Language: Python 2.7
This repository contains a software prototype to perform induction of Shapes in an RDF Graph.
The user must provide a list of classes (URIs). The prototype will track all their instances, explore the triples in which they appear, and build with that information a profile of the each class. The profile will be serialized into a Shape associated to the class. The results are serialized using Shape Expressions (ShEx).
- Free input. The prototype has been thought to be used against DBpedia, but the process of tracking the information is independent of the process of class profiling. Currently, some parsers to work with local file sin n-triples format are provided, but any other parser (or API consumer, DAO...) can be implemented to feed the class profiler.
- ShEx.
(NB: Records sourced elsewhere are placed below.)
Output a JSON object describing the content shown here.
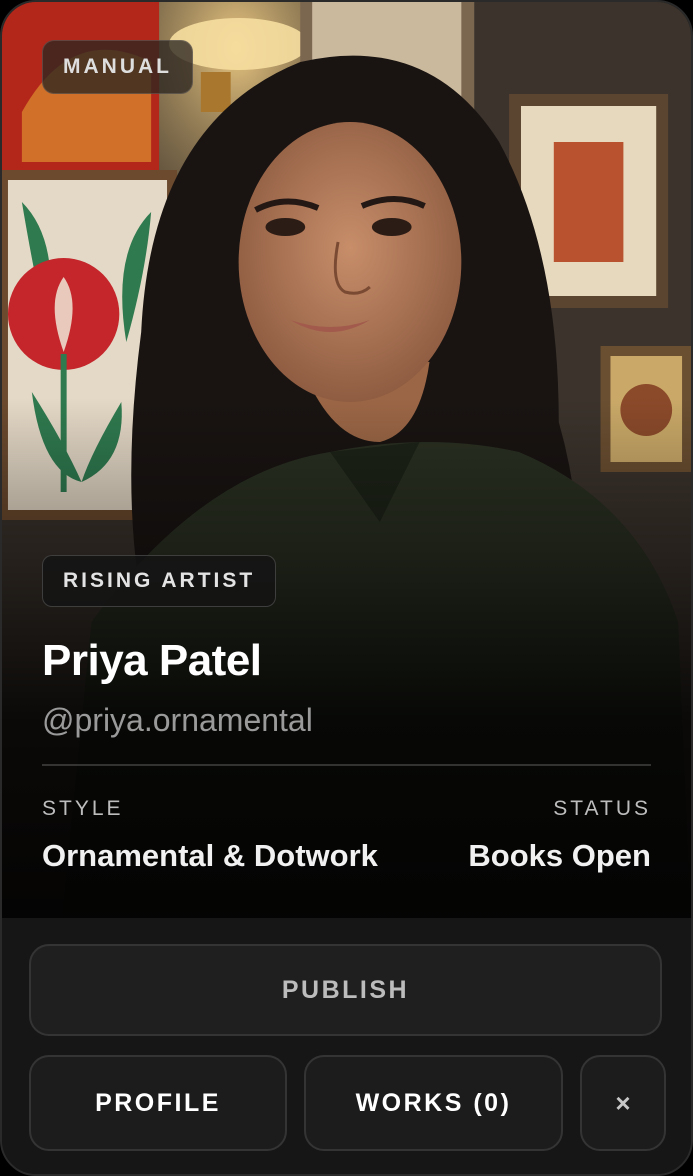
{
  "card": {
    "mode_badge": "MANUAL",
    "tier_badge": "RISING ARTIST",
    "name": "Priya Patel",
    "handle": "@priya.ornamental",
    "style_label": "STYLE",
    "style_value": "Ornamental & Dotwork",
    "status_label": "STATUS",
    "status_value": "Books Open"
  },
  "actions": {
    "publish_label": "PUBLISH",
    "profile_label": "PROFILE",
    "works_label": "WORKS (0)",
    "close_label": "×"
  },
  "colors": {
    "card_background": "#161616",
    "button_border": "#343434",
    "text_primary": "#ffffff",
    "text_muted": "#9a9a9a"
  },
  "icons": {
    "close": "close-icon"
  }
}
Each class produce a Shape composed by a set of triple constrainst. The Shape in compilant with the current expecification of ShEx2.
- Score of thrustworthines. Every triple constraint is serialized associated to one or more comments. In the comments there is information about how many of the instances of a given class actually conform to the inferred triple constraint.
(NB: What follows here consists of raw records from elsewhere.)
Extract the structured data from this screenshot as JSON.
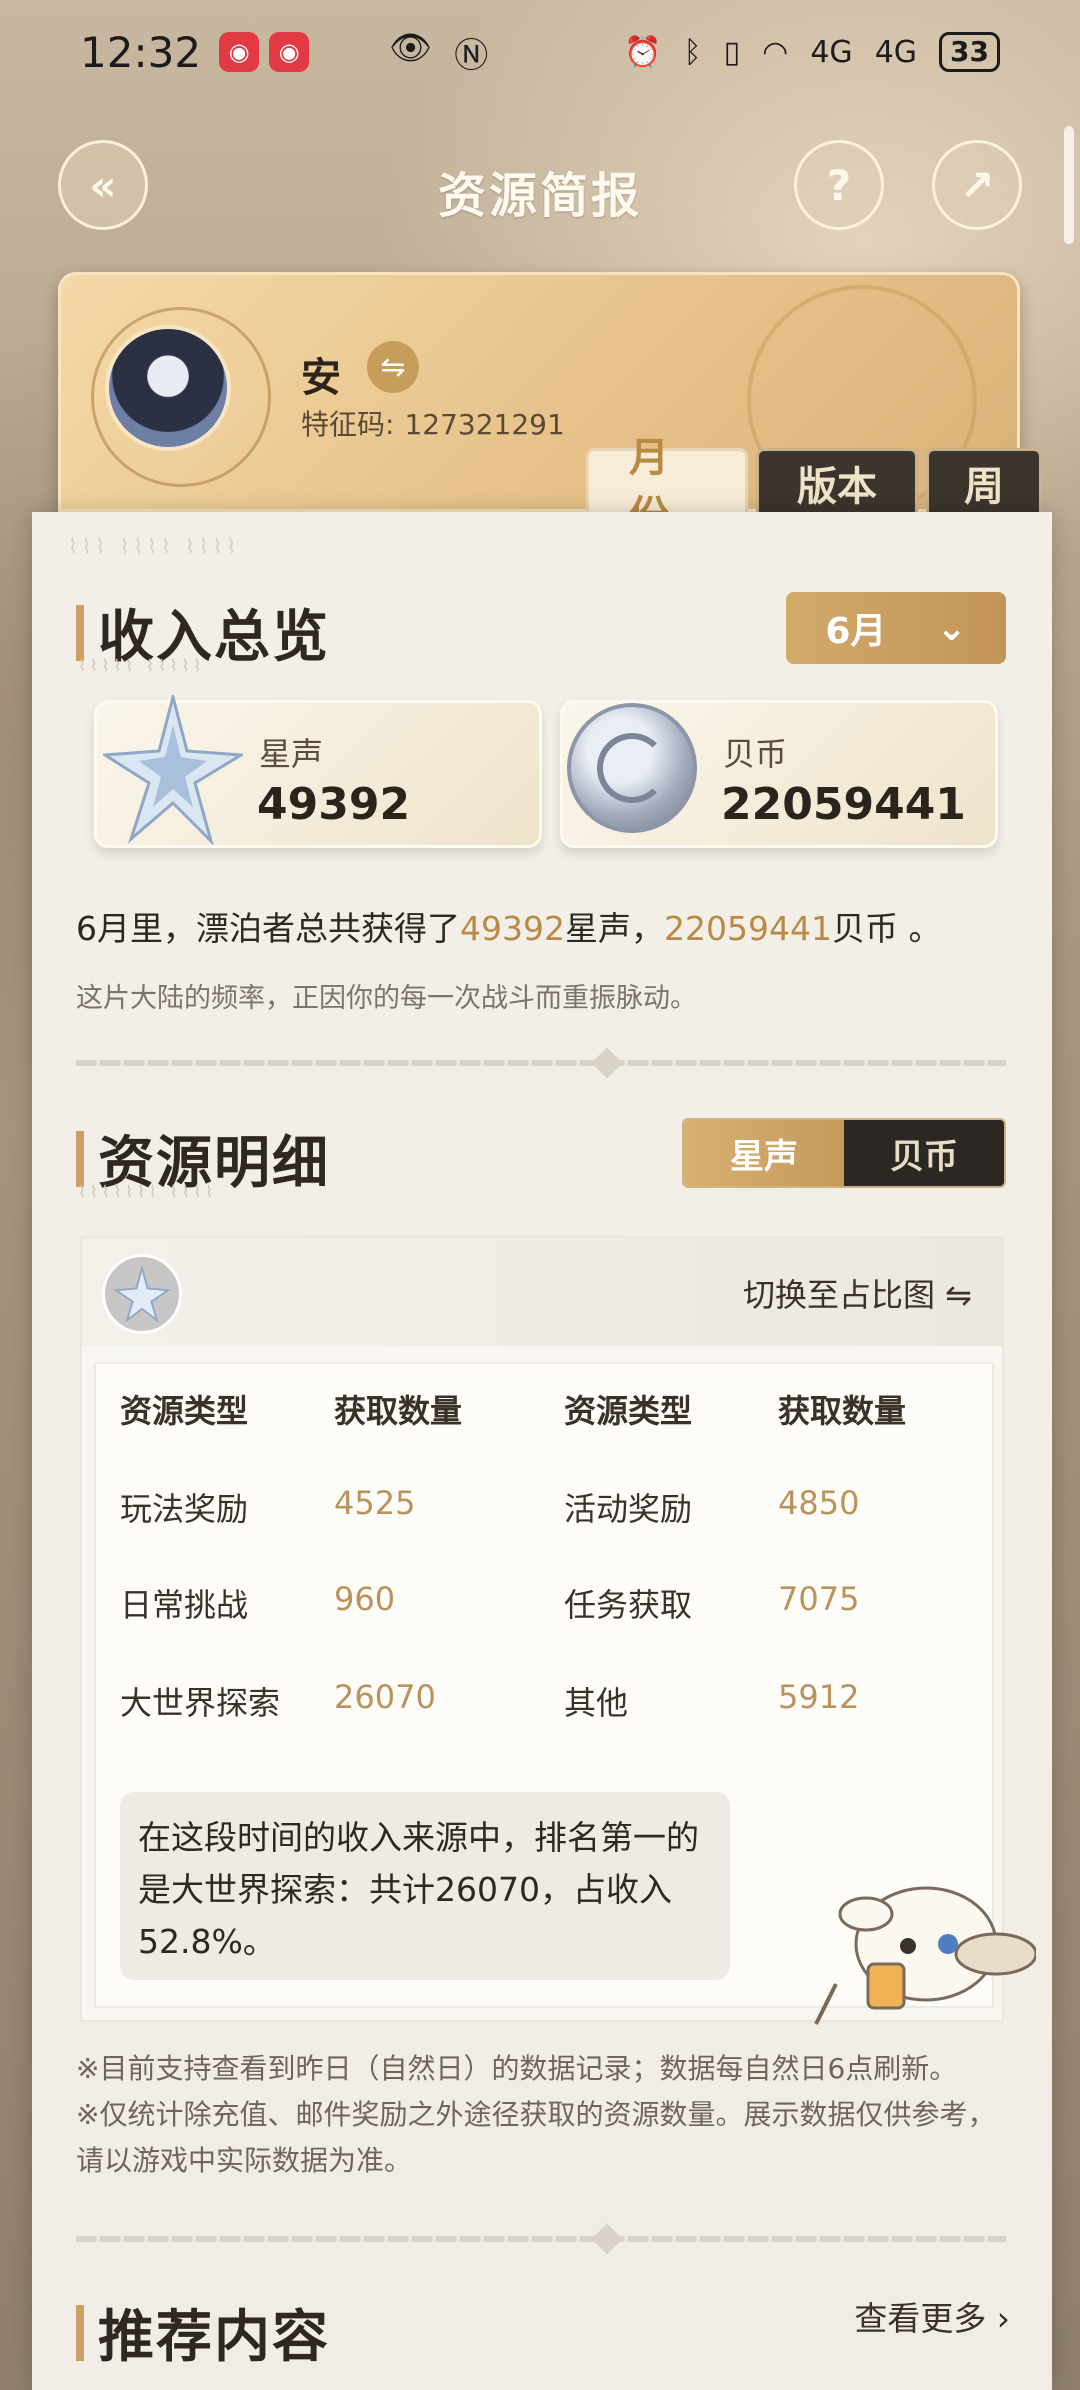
{
  "status": {
    "time": "12:32",
    "battery": "33",
    "signal": "4G"
  },
  "nav": {
    "title": "资源简报",
    "back_icon": "back-icon",
    "help_label": "?",
    "share_icon": "share-icon"
  },
  "profile": {
    "name": "安",
    "uid_label": "特征码:",
    "uid": "127321291"
  },
  "tabs": [
    {
      "label": "月份",
      "active": true
    },
    {
      "label": "版本",
      "active": false
    },
    {
      "label": "周",
      "active": false
    }
  ],
  "overview": {
    "title": "收入总览",
    "month": "6月",
    "star": {
      "label": "星声",
      "value": "49392"
    },
    "coin": {
      "label": "贝币",
      "value": "22059441"
    },
    "summary_pre": "6月里，漂泊者总共获得了",
    "summary_star": "49392",
    "summary_mid": "星声，",
    "summary_coin": "22059441",
    "summary_post": "贝币 。",
    "subtitle": "这片大陆的频率，正因你的每一次战斗而重振脉动。"
  },
  "detail": {
    "title": "资源明细",
    "toggle_on": "星声",
    "toggle_off": "贝币",
    "switch_label": "切换至占比图 ⇋",
    "headers": [
      "资源类型",
      "获取数量",
      "资源类型",
      "获取数量"
    ],
    "rows": [
      [
        "玩法奖励",
        "4525",
        "活动奖励",
        "4850"
      ],
      [
        "日常挑战",
        "960",
        "任务获取",
        "7075"
      ],
      [
        "大世界探索",
        "26070",
        "其他",
        "5912"
      ]
    ],
    "note": "在这段时间的收入来源中，排名第一的是大世界探索：共计26070，占收入52.8%。"
  },
  "footnotes": [
    "※目前支持查看到昨日（自然日）的数据记录；数据每自然日6点刷新。",
    "※仅统计除充值、邮件奖励之外途径获取的资源数量。展示数据仅供参考，请以游戏中实际数据为准。"
  ],
  "recommend": {
    "title": "推荐内容",
    "more": "查看更多 ›"
  },
  "colors": {
    "accent": "#c9a05f",
    "highlight": "#b88a43",
    "dark": "#2b2824"
  }
}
- Threshold of tolerance. All the triples found for any isntance of a given class have an effect on the in-memory class profile of that class. However, the prototype can be configured to serialize constraints with a minimun configurable score of trustworthiness.
- Literals and IRIs recognition. All kinds of literals are recognized and treated separately when inferring the constraints. In case a literal is not explicitly associated with a type in the original KG, xsd:string is used by default. When the object of a triple is an IRI, the macro IRI is used.
- Special treatment of rdf:type. The only exception to the previous feature happens when analyzing triples whose predicate is rdf:type. In those cases, if the object is an IRI, we create a triple constraint whose object is a value set containing a single element, which is the actual object of the original triple.
- Cardinality management. Some of the triples of a given instance may fit in an infinite number of constraint triples with the same predicate and object but different cardinality. For example, if a given instance has a single label specified by rdfs:label, that makes it fit with infinite triple constraints with the schema {rdfs:label xsd:string C}, where C can be any cardinality that includes the posibility of a single occurrence: {1}, + , {1,2}, {1,3}, {1,4},... Currently, our prototype just keeps rules with exact cardinality or + closure.
- Configurable priority of cardinalities. our prototype can be configured to prioritize the less specific cardinality or the most specific one if its trustworthiness is high enough.
- Shapes interlinkage. Shapes can point to some other shapes within its triple constraints.
In the folder experiments some results of applying this tool over different graphs with different configurations are available.
The following code is handy for analyzing a) a file containing class-instance relations and b) a set of files containing the whole content of an RDF graph. It serializes a profile of each class in JSON and the inferred shapes in ShEx.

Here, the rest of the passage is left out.